Women In Music Roll Of Honour 2017: Caryn Tomlinson, Universal Music Group

Women In Music Roll Of Honour 2017: Caryn Tomlinson, Universal Music Group

Every year, 12 industry game changers are inducted onto the Roll Of Honour at the Music Week Women In Music Awards, and this year’s list could be the strongest yet. Here, we meet the executives…

Caryn Tomlinson, Senior Vice President, Communications, Universal Music Group

How do you feel about joining the Music Week Women In Music Roll Of Honour?

“It is incredibly uplifting. There are so many brilliant women in our industry, being included was a wonderful shock.”

How did you get into the music business?

“I had read about Tina Turner’s tough experiences during her early career and decided that I wanted to be an artist manager. I wrote to numerous managers asking for a job, to no avail. 

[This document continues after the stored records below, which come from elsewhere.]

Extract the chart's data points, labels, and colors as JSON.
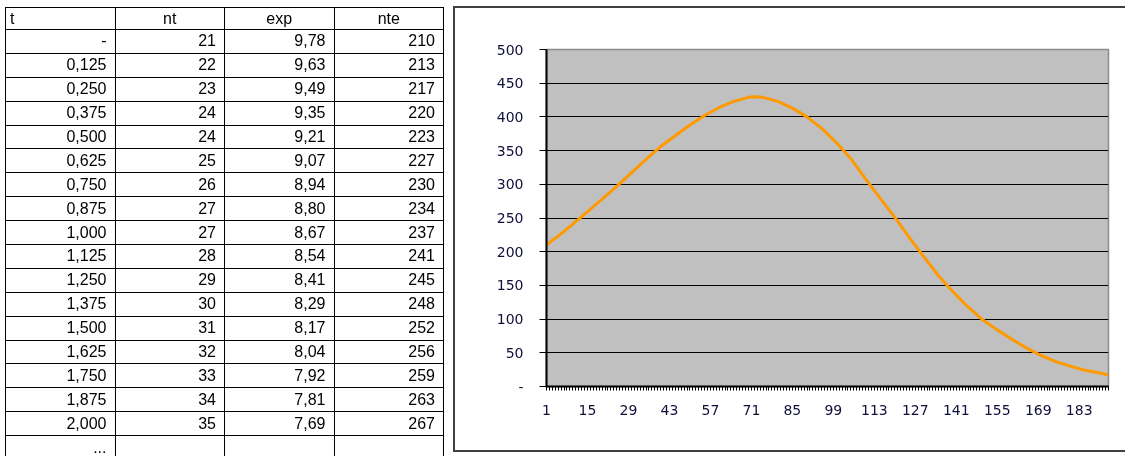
{
  "chart_data": [
    {
      "type": "heatmap",
      "ylabel": "t",
      "categories": [
        "nt",
        "exp",
        "nte"
      ],
      "y_categories": [
        "-",
        "0,125",
        "0,250",
        "0,375",
        "0,500",
        "0,625",
        "0,750",
        "0,875",
        "1,000",
        "1,125",
        "1,250",
        "1,375",
        "1,500",
        "1,625",
        "1,750",
        "1,875",
        "2,000",
        "..."
      ],
      "cells": [
        [
          21,
          9.78,
          210
        ],
        [
          22,
          9.63,
          213
        ],
        [
          23,
          9.49,
          217
        ],
        [
          24,
          9.35,
          220
        ],
        [
          24,
          9.21,
          223
        ],
        [
          25,
          9.07,
          227
        ],
        [
          26,
          8.94,
          230
        ],
        [
          27,
          8.8,
          234
        ],
        [
          27,
          8.67,
          237
        ],
        [
          28,
          8.54,
          241
        ],
        [
          29,
          8.41,
          245
        ],
        [
          30,
          8.29,
          248
        ],
        [
          31,
          8.17,
          252
        ],
        [
          32,
          8.04,
          256
        ],
        [
          33,
          7.92,
          259
        ],
        [
          34,
          7.81,
          263
        ],
        [
          35,
          7.69,
          267
        ],
        [
          null,
          null,
          null
        ]
      ],
      "cell_labels": [
        [
          "21",
          "9,78",
          "210"
        ],
        [
          "22",
          "9,63",
          "213"
        ],
        [
          "23",
          "9,49",
          "217"
        ],
        [
          "24",
          "9,35",
          "220"
        ],
        [
          "24",
          "9,21",
          "223"
        ],
        [
          "25",
          "9,07",
          "227"
        ],
        [
          "26",
          "8,94",
          "230"
        ],
        [
          "27",
          "8,80",
          "234"
        ],
        [
          "27",
          "8,67",
          "237"
        ],
        [
          "28",
          "8,54",
          "241"
        ],
        [
          "29",
          "8,41",
          "245"
        ],
        [
          "30",
          "8,29",
          "248"
        ],
        [
          "31",
          "8,17",
          "252"
        ],
        [
          "32",
          "8,04",
          "256"
        ],
        [
          "33",
          "7,92",
          "259"
        ],
        [
          "34",
          "7,81",
          "263"
        ],
        [
          "35",
          "7,69",
          "267"
        ],
        [
          null,
          null,
          null
        ]
      ]
    },
    {
      "type": "line",
      "color": "#ff9900",
      "x": [
        1,
        2,
        3,
        4,
        5,
        6,
        7,
        8,
        9,
        10,
        11,
        12,
        13,
        14,
        15,
        16,
        17,
        20,
        25,
        30,
        35,
        40,
        45,
        50,
        55,
        60,
        65,
        70,
        72,
        75,
        80,
        85,
        90,
        95,
        100,
        105,
        110,
        115,
        120,
        125,
        130,
        135,
        140,
        145,
        150,
        155,
        160,
        165,
        170,
        175,
        180,
        185,
        190,
        193
      ],
      "values": [
        210,
        213,
        217,
        220,
        223,
        227,
        230,
        234,
        237,
        241,
        245,
        248,
        252,
        256,
        259,
        263,
        267,
        278,
        297,
        317,
        337,
        356,
        372,
        388,
        402,
        414,
        423,
        429,
        430,
        429,
        423,
        413,
        400,
        383,
        362,
        338,
        308,
        279,
        251,
        221,
        192,
        164,
        140,
        118,
        99,
        84,
        70,
        57,
        46,
        37,
        30,
        24,
        20,
        17
      ],
      "xlim": [
        1,
        193
      ],
      "xticks": [
        1,
        {
          "value": 2,
          "label": null
        },
        {
          "value": 3,
          "label": null
        },
        {
          "value": 4,
          "label": null
        },
        {
          "value": 5,
          "label": null
        },
        {
          "value": 6,
          "label": null
        },
        {
          "value": 7,
          "label": null
        },
        {
          "value": 8,
          "label": null
        },
        {
          "value": 9,
          "label": null
        },
        {
          "value": 10,
          "label": null
        },
        {
          "value": 11,
          "label": null
        },
        {
          "value": 12,
          "label": null
        },
        {
          "value": 13,
          "label": null
        },
        {
          "value": 14,
          "label": null
        },
        15,
        {
          "value": 16,
          "label": null
        },
        {
          "value": 17,
          "label": null
        },
        {
          "value": 18,
          "label": null
        },
        {
          "value": 19,
          "label": null
        },
        {
          "value": 20,
          "label": null
        },
        {
          "value": 21,
          "label": null
        },
        {
          "value": 22,
          "label": null
        },
        {
          "value": 23,
          "label": null
        },
        {
          "value": 24,
          "label": null
        },
        {
          "value": 25,
          "label": null
        },
        {
          "value": 26,
          "label": null
        },
        {
          "value": 27,
          "label": null
        },
        {
          "value": 28,
          "label": null
        },
        29,
        {
          "value": 30,
          "label": null
        },
        {
          "value": 31,
          "label": null
        },
        {
          "value": 32,
          "label": null
        },
        {
          "value": 33,
          "label": null
        },
        {
          "value": 34,
          "label": null
        },
        {
          "value": 35,
          "label": null
        },
        {
          "value": 36,
          "label": null
        },
        {
          "value": 37,
          "label": null
        },
        {
          "value": 38,
          "label": null
        },
        {
          "value": 39,
          "label": null
        },
        {
          "value": 40,
          "label": null
        },
        {
          "value": 41,
          "label": null
        },
        {
          "value": 42,
          "label": null
        },
        43,
        {
          "value": 44,
          "label": null
        },
        {
          "value": 45,
          "label": null
        },
        {
          "value": 46,
          "label": null
        },
        {
          "value": 47,
          "label": null
        },
        {
          "value": 48,
          "label": null
        },
        {
          "value": 49,
          "label": null
        },
        {
          "value": 50,
          "label": null
        },
        {
          "value": 51,
          "label": null
        },
        {
          "value": 52,
          "label": null
        },
        {
          "value": 53,
          "label": null
        },
        {
          "value": 54,
          "label": null
        },
        {
          "value": 55,
          "label": null
        },
        {
          "value": 56,
          "label": null
        },
        57,
        {
          "value": 58,
          "label": null
        },
        {
          "value": 59,
          "label": null
        },
        {
          "value": 60,
          "label": null
        },
        {
          "value": 61,
          "label": null
        },
        {
          "value": 62,
          "label": null
        },
        {
          "value": 63,
          "label": null
        },
        {
          "value": 64,
          "label": null
        },
        {
          "value": 65,
          "label": null
        },
        {
          "value": 66,
          "label": null
        },
        {
          "value": 67,
          "label": null
        },
        {
          "value": 68,
          "label": null
        },
        {
          "value": 69,
          "label": null
        },
        {
          "value": 70,
          "label": null
        },
        71,
        {
          "value": 72,
          "label": null
        },
        {
          "value": 73,
          "label": null
        },
        {
          "value": 74,
          "label": null
        },
        {
          "value": 75,
          "label": null
        },
        {
          "value": 76,
          "label": null
        },
        {
          "value": 77,
          "label": null
        },
        {
          "value": 78,
          "label": null
        },
        {
          "value": 79,
          "label": null
        },
        {
          "value": 80,
          "label": null
        },
        {
          "value": 81,
          "label": null
        },
        {
          "value": 82,
          "label": null
        },
        {
          "value": 83,
          "label": null
        },
        {
          "value": 84,
          "label": null
        },
        85,
        {
          "value": 86,
          "label": null
        },
        {
          "value": 87,
          "label": null
        },
        {
          "value": 88,
          "label": null
        },
        {
          "value": 89,
          "label": null
        },
        {
          "value": 90,
          "label": null
        },
        {
          "value": 91,
          "label": null
        },
        {
          "value": 92,
          "label": null
        },
        {
          "value": 93,
          "label": null
        },
        {
          "value": 94,
          "label": null
        },
        {
          "value": 95,
          "label": null
        },
        {
          "value": 96,
          "label": null
        },
        {
          "value": 97,
          "label": null
        },
        {
          "value": 98,
          "label": null
        },
        99,
        {
          "value": 100,
          "label": null
        },
        {
          "value": 101,
          "label": null
        },
        {
          "value": 102,
          "label": null
        },
        {
          "value": 103,
          "label": null
        },
        {
          "value": 104,
          "label": null
        },
        {
          "value": 105,
          "label": null
        },
        {
          "value": 106,
          "label": null
        },
        {
          "value": 107,
          "label": null
        },
        {
          "value": 108,
          "label": null
        },
        {
          "value": 109,
          "label": null
        },
        {
          "value": 110,
          "label": null
        },
        {
          "value": 111,
          "label": null
        },
        {
          "value": 112,
          "label": null
        },
        113,
        {
          "value": 114,
          "label": null
        },
        {
          "value": 115,
          "label": null
        },
        {
          "value": 116,
          "label": null
        },
        {
          "value": 117,
          "label": null
        },
        {
          "value": 118,
          "label": null
        },
        {
          "value": 119,
          "label": null
        },
        {
          "value": 120,
          "label": null
        },
        {
          "value": 121,
          "label": null
        },
        {
          "value": 122,
          "label": null
        },
        {
          "value": 123,
          "label": null
        },
        {
          "value": 124,
          "label": null
        },
        {
          "value": 125,
          "label": null
        },
        {
          "value": 126,
          "label": null
        },
        127,
        {
          "value": 128,
          "label": null
        },
        {
          "value": 129,
          "label": null
        },
        {
          "value": 130,
          "label": null
        },
        {
          "value": 131,
          "label": null
        },
        {
          "value": 132,
          "label": null
        },
        {
          "value": 133,
          "label": null
        },
        {
          "value": 134,
          "label": null
        },
        {
          "value": 135,
          "label": null
        },
        {
          "value": 136,
          "label": null
        },
        {
          "value": 137,
          "label": null
        },
        {
          "value": 138,
          "label": null
        },
        {
          "value": 139,
          "label": null
        },
        {
          "value": 140,
          "label": null
        },
        141,
        {
          "value": 142,
          "label": null
        },
        {
          "value": 143,
          "label": null
        },
        {
          "value": 144,
          "label": null
        },
        {
          "value": 145,
          "label": null
        },
        {
          "value": 146,
          "label": null
        },
        {
          "value": 147,
          "label": null
        },
        {
          "value": 148,
          "label": null
        },
        {
          "value": 149,
          "label": null
        },
        {
          "value": 150,
          "label": null
        },
        {
          "value": 151,
          "label": null
        },
        {
          "value": 152,
          "label": null
        },
        {
          "value": 153,
          "label": null
        },
        {
          "value": 154,
          "label": null
        },
        155,
        {
          "value": 156,
          "label": null
        },
        {
          "value": 157,
          "label": null
        },
        {
          "value": 158,
          "label": null
        },
        {
          "value": 159,
          "label": null
        },
        {
          "value": 160,
          "label": null
        },
        {
          "value": 161,
          "label": null
        },
        {
          "value": 162,
          "label": null
        },
        {
          "value": 163,
          "label": null
        },
        {
          "value": 164,
          "label": null
        },
        {
          "value": 165,
          "label": null
        },
        {
          "value": 166,
          "label": null
        },
        {
          "value": 167,
          "label": null
        },
        {
          "value": 168,
          "label": null
        },
        169,
        {
          "value": 170,
          "label": null
        },
        {
          "value": 171,
          "label": null
        },
        {
          "value": 172,
          "label": null
        },
        {
          "value": 173,
          "label": null
        },
        {
          "value": 174,
          "label": null
        },
        {
          "value": 175,
          "label": null
        },
        {
          "value": 176,
          "label": null
        },
        {
          "value": 177,
          "label": null
        },
        {
          "value": 178,
          "label": null
        },
        {
          "value": 179,
          "label": null
        },
        {
          "value": 180,
          "label": null
        },
        {
          "value": 181,
          "label": null
        },
        {
          "value": 182,
          "label": null
        },
        183,
        {
          "value": 184,
          "label": null
        },
        {
          "value": 185,
          "label": null
        },
        {
          "value": 186,
          "label": null
        },
        {
          "value": 187,
          "label": null
        },
        {
          "value": 188,
          "label": null
        },
        {
          "value": 189,
          "label": null
        },
        {
          "value": 190,
          "label": null
        },
        {
          "value": 191,
          "label": null
        },
        {
          "value": 192,
          "label": null
        },
        {
          "value": 193,
          "label": null
        }
      ],
      "ylim": [
        0,
        500
      ],
      "yticks": [
        {
          "value": 0,
          "label": "-"
        },
        50,
        100,
        150,
        200,
        250,
        300,
        350,
        400,
        450,
        500
      ],
      "grid": "y"
    }
  ]
}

While working in fashion, I enrolled in a sound engineering course to learn the foundations. I had absolutely no talent for recording, but at least I knew the drill! Once in London, Chris Morrison gave me my first job in music at CMO Management. 

Simon Fuller and Danny Poku headhunted me after six months, to work at 19. After that, I started my longed-for music career travelling the world with the inimitable Cathy Dennis.”

Did you have a mentor or role model who helped or inspired you early in your career?

“I was fortunate to work with Sally Perryman (head of A&R), Deborah Harris (business affairs) and Fran Malyan (general manager) at EMI Music Publishing early in my career.

Three of the most fearless women I have ever met. Working in a supportive team can help young executives believe in themselves, be brave, speak up and grow.

What stood out was that they didn’t think it was unusual for women to be in their positions, they were just the right person for the job.”

What do you consider to be the biggest achievement of your career?

“Seeing people that I have introduced connect and build a creative relationship or start to collaborate. These human connections across our industry and in the creative sector, are my proudest moments.”  

Do you think there is parity of opportunity and remuneration for women in the UK music industry at the moment?

“Personally, I never thought I couldn’t achieve what I wanted in my career. I do see a great mix of gender and ages in the industry but, there need to be more women in leadership roles.”

Have things improved during your career? And what more needs to be done?

“I arrived in the industry at a time when there had already been major changes – more and more women hold management positions, we are certainly travelling in the right direction.”  

The issue of sexual harassment in the entertainment industries has dominated the news agenda lately. Does the music business have a problem?

“I can’t comment across the board but, in my view, the current leadership (certainly in my company) is of a different mindset and generation.

Globally there is a conscious shift, people will not tolerate such behaviour. There will always be narcissists and power abusers across both sexes; we must therefore remain vigilant and make it easy for real abuse to be eradicated.”

What advice would you offer young female executives about enjoying a successful career in the music business?

“Be yourself. Don’t doubt your contribution, speak up and share your ideas.”